The early 21st century might very well go down in the annals of history as the gold rush of the modern age. Utility and security tokens are emerging from all corners of the globe and project teams are licking their lips as a new wave of investor funding is born. Capital from Initial Coin Offerings (ICOs) in 2018 has already surpassed the 4x mark compared to 2017. And we’re only just moving into the second half of the year.
Tokenization of assets existed well before the invention of Bitcoin or even the arrival of the Internet. But now they’re taking their place at the forefront of the next digital revolution. For better or worse, the Ethereum project has popularized token creation through its ERC20standard. Why build your own blockchain when an off-the-shelf solution already exists?
The Nitty-Gritty – What is a Token?
The only difference between a token and the spare change you carry in your wallet is where you can use it. Coins issued by national authorities and governments are considered a legal tender for everyday life and can be exchanged widely. Tokens, on the other hand, are usually issued by a private company for use in a local network.
A great example (that probably brings back childhood memories) is the tickets issued at your neighborhood funfair. And of course, what article would be complete without a real-world wild west example:
Jokes aside, it should be apparent then that there are no strict rules when defining a token. You could issue your own family token from rocks in your yard. As long as you could get others to buy into the idea, a family tradition of rock tokens could theoretically take off.
In the cryptocurrency space, it’s utility and security tokens which have arrived first to the party.
Just as listed in the examples above, tokens represent access to a company’s product or service. In the case of ICOs, companies often don’t have a product or service available upfront and are looking for funding. By offering tokens in exchange for capital, projects are making investors a promise of a future product/service.
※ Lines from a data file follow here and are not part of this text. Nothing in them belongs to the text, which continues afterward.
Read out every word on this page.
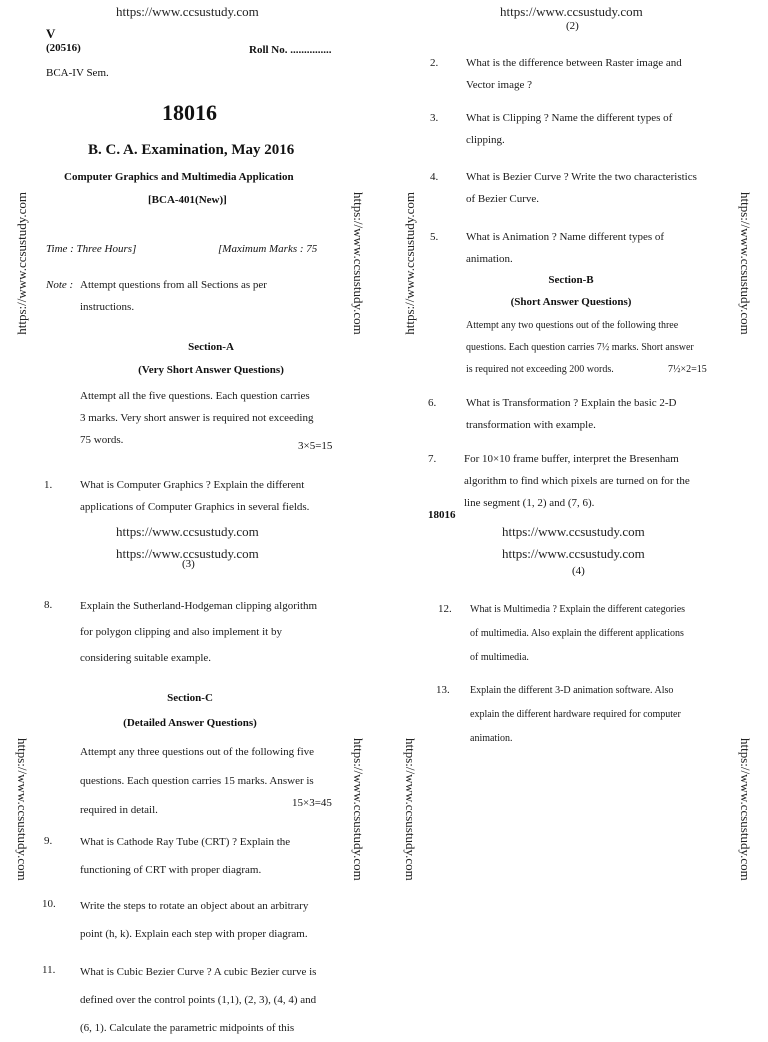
https://www.ccsustudy.com	https://www.ccsustudy.com
(2)
V
(20516)	Roll No. ...............
BCA-IV Sem.
18016
B. C. A. Examination, May 2016
Computer Graphics and Multimedia Application
[BCA-401(New)]
Time : Three Hours]	[Maximum Marks : 75
Note : Attempt questions from all Sections as per
instructions.
Section-A
(Very Short Answer Questions)
Attempt all the five questions. Each question carries
3 marks. Very short answer is required not exceeding
75 words.	3×5=15
1.	What is Computer Graphics ? Explain the different
applications of Computer Graphics in several fields.
https://www.ccsustudy.com
https://www.ccsustudy.com
(3)
2.	What is the difference between Raster image and
Vector image ?
3.	What is Clipping ? Name the different types of
clipping.
4.	What is Bezier Curve ? Write the two characteristics
of Bezier Curve.
5.	What is Animation ? Name different types of
animation.
Section-B
(Short Answer Questions)
Attempt any two questions out of the following three
questions. Each question carries 7½ marks. Short answer
is required not exceeding 200 words.	7½×2=15
6.	What is Transformation ? Explain the basic 2-D
transformation with example.
7.	For 10×10 frame buffer, interpret the Bresenham
algorithm to find which pixels are turned on for the
line segment (1, 2) and (7, 6).
18016
https://www.ccsustudy.com
https://www.ccsustudy.com
(4)
8.	Explain the Sutherland-Hodgeman clipping algorithm
for polygon clipping and also implement it by
considering suitable example.
Section-C
(Detailed Answer Questions)
Attempt any three questions out of the following five
questions. Each question carries 15 marks. Answer is
required in detail.
15×3=45
9.	What is Cathode Ray Tube (CRT) ? Explain the
functioning of CRT with proper diagram.
10. Write the steps to rotate an object about an arbitrary
point (h, k). Explain each step with proper diagram.
11. What is Cubic Bezier Curve ? A cubic Bezier curve is
defined over the control points (1,1), (2, 3), (4, 4) and
(6, 1). Calculate the parametric midpoints of this
12. What is Multimedia ? Explain the different categories
of multimedia. Also explain the different applications
of multimedia.
13. Explain the different 3-D animation software. Also
explain the different hardware required for computer
animation.
https://www.ccsustudy.com	https://www.ccsustudy.com	https://www.ccsustudy.com	https://www.ccsustudy.com
https://www.ccsustudy.com	https://www.ccsustudy.com	https://www.ccsustudy.com	https://www.ccsustudy.com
The investor is taking on the risk that the project will have a usable token sometime in the future of the proposed network. And hopefully, that token will have appreciated in value.
We already see this model in action in the video game industry. Companies will offer ‘early-access’ benefits to video game fans willing to fund development for their next big title. Often these fans will receive bonuses in the form of game skins, behind-the-scenes content, in-game currency, and so on.
Here’s where things start to get a little fuzzy. The crypto community would be more than happy to have every token regarded as a utility. In that case, they could simply get down to the business of investing without big brother hanging around. Governments and authorities, on the other hand, still view any investment that aims to make a profit as a security.
In a July 2017 testimony in front of the US Senate, SEC chairman Jay Clayton had the following to say about virtual currencies:
Merely calling a token a “utility” token or structuring it to provide some utility does not prevent the token from being a security. Tokens and offerings that incorporate features and marketing efforts that emphasize the potential for profits based on the entrepreneurial or managerial efforts of others continue to contain the hallmarks of a security under U.S. law.
The showdown is real. Fortunately, it’s a lot less bloody than it used to be. Two projects positioning themselves in the regulated token space are Polymath and tZERO. They are well worth checking out.
The Tax Man Cometh
The arrival of the SEC into the cryptocurrency arena is a rather controversial one. On one hand, the completely unregulated ICO market is creating a tremendous opportunity for risk-taking entrepreneurs looking to make a real difference. On the other, just about anyone and their grandmother is setting up shop online with a few bucks and clever marketing hype.
Some level-headed guidelines to direct projects, keep investors safe, and stay decentralizedare sorely needed.
The Howey Test
The US Supreme Court created the Howey Test in the 1940’s to evaluate whether a transaction qualifies as an investment. By doing so, the SEC and other US authorities have a benchmark to determine what a security is and what requirements are needed under US law. Securities in the US need to be registered with the SEC.
Under the Howey Test a transaction is considered an investment if:
- It is an investment of money.
- There is an expectation of profits from the investment.
- The investment of money is in a common enterprise.
- Any profit comes from the efforts of a promoter or third party.
The obvious problem with this approach (for US authorities anyway) is that cryptocurrencies by their very nature cross international borders. Trying to regulate projects based completely in the US may work. But regulating projects in another jurisdiction or regulating globally distributed teams is another matter altogether.
Utility and Security Tokens: Closing Thoughts
Most observers of the current ICO craze would agree that some kind of regulation is needed to reduce the rising risks in this wild west of the digital age. At the same, it’s worthy to note that allowing a highly centralized authority like the SEC to regulate a decentralized network is highly suspect.
The SEC itself has come under fire in recent years, particularly in the wake of the 2008/9 economic crisis. Multi-billion dollar companies like Airbnb and Uber have delayed their public IPO listings due to, amongst other reasons, incredibly high listing fees. This illustrates that the SEC seemingly promotes a system which benefits the rich under the guise of accredited investing. Shutting out the common man from investing in the future will only drive them to continue with their reckless investing practices.
The answer, as usual, lies somewhere in the middle. Since decentralization is the theme of the cryptocurrency era we must
assume, no, encourage that appropriate regulation will come not from the hands of wealthy special interests but from the cryptocurrency community itself.